Em 25 de dezembro de 1991, um exausto Mikhail Gorbatchov foi à televisão e dirigiu-se pela última vez a seus compatriotas soviéticos para anunciar que o império comunista centrado em Moscou havia cessado de existir.
A União das Repúblicas Socialistas Soviéticas já não era o que seu nome dizia havia meses, mas o momento entre o solene e o patético permitiu marcar com rara precisão um fato histórico ímpar.
A academia ainda disseca as sete décadas de um experimento social inédito, que fez a ponte entre um Estado feudal e uma superpotência nuclear, vitoriosa numa guerra mundial e líder em campos como a conquista do espaço.
O mesmo colosso impôs uma brutal anulação da liberdade individual, gerando fome e violências indescritíveis a seus cidadãos e àqueles de países sob a influência da adequadamente chamada Cortina de Ferro na Europa.
A implosão do sistema comunista, antes de tudo por suas contradições intrínsecas, liberou uma onda de otimismo nos anos 1990, com apressados falando até no fim da história e na vitória definitiva da democracia liberal como modelo de organização da humanidade.
Que o dito socialismo real não fosse melhor alternativa, isso era claro.
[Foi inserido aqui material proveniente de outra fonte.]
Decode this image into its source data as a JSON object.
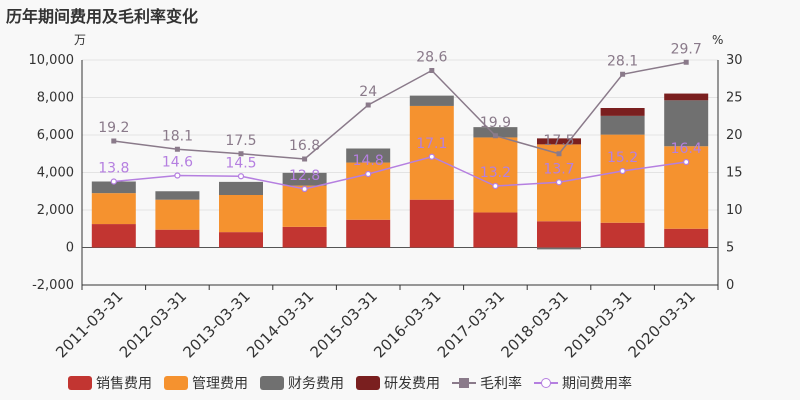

Entretanto poucos poderiam dizer que, 30 anos depois daquele dezembro, autoritarismos estariam em alta e os impactos do fim da União Soviética ainda ditariam rumos da política internacional.
Se hoje há um risco real, ainda que reduzido, de a Rússia invadir a Ucrânia e entrar em choque com o Ocidente, é porque o Kremlin viu suas fronteiras encolherem e a Otan avançar suas tropas rumo às proximidades de seu território.
Parece inaceitável na prática para governos a oeste da Rússia, mas é a realidade para um país que sofreu quatro grandes invasões desde o século 18. Profundidade estratégica, o conceito de se defender com aliados ou ao menos vizinhos neutros, é central a Moscou.
Na psique política, o fantasma do comunismo segue rondando cabeças fantasiosas, do interior americano à campanha eleitoral deste ano no Chile, passando pelas redes sociais bolsonaristas.
Mais importante, a debacle de 1991 guia comportamentos no gigante comunista do mundo moderno, a China. Por óbvio, é incomparável a dinâmica de Pequim e da antiga Moscou. Isso dito, o Partido Comunista Chinês aprendeu as lições do fracasso da URSS.
Capitalizou ao máximo suas potencialidades econômicas e entrou em simbiose com o mercado mundial, mantendo ao mesmo tempo um totalitarismo que só tem crescido, fugindo da "glasnost" que ao fim selou o destino soviético.
O quão de barro se mostrarão os pés da fórmula que ora dá esperança aos esquerdistas nostálgicos, apenas o tempo, a exemplo do caso da União Soviética, dirá.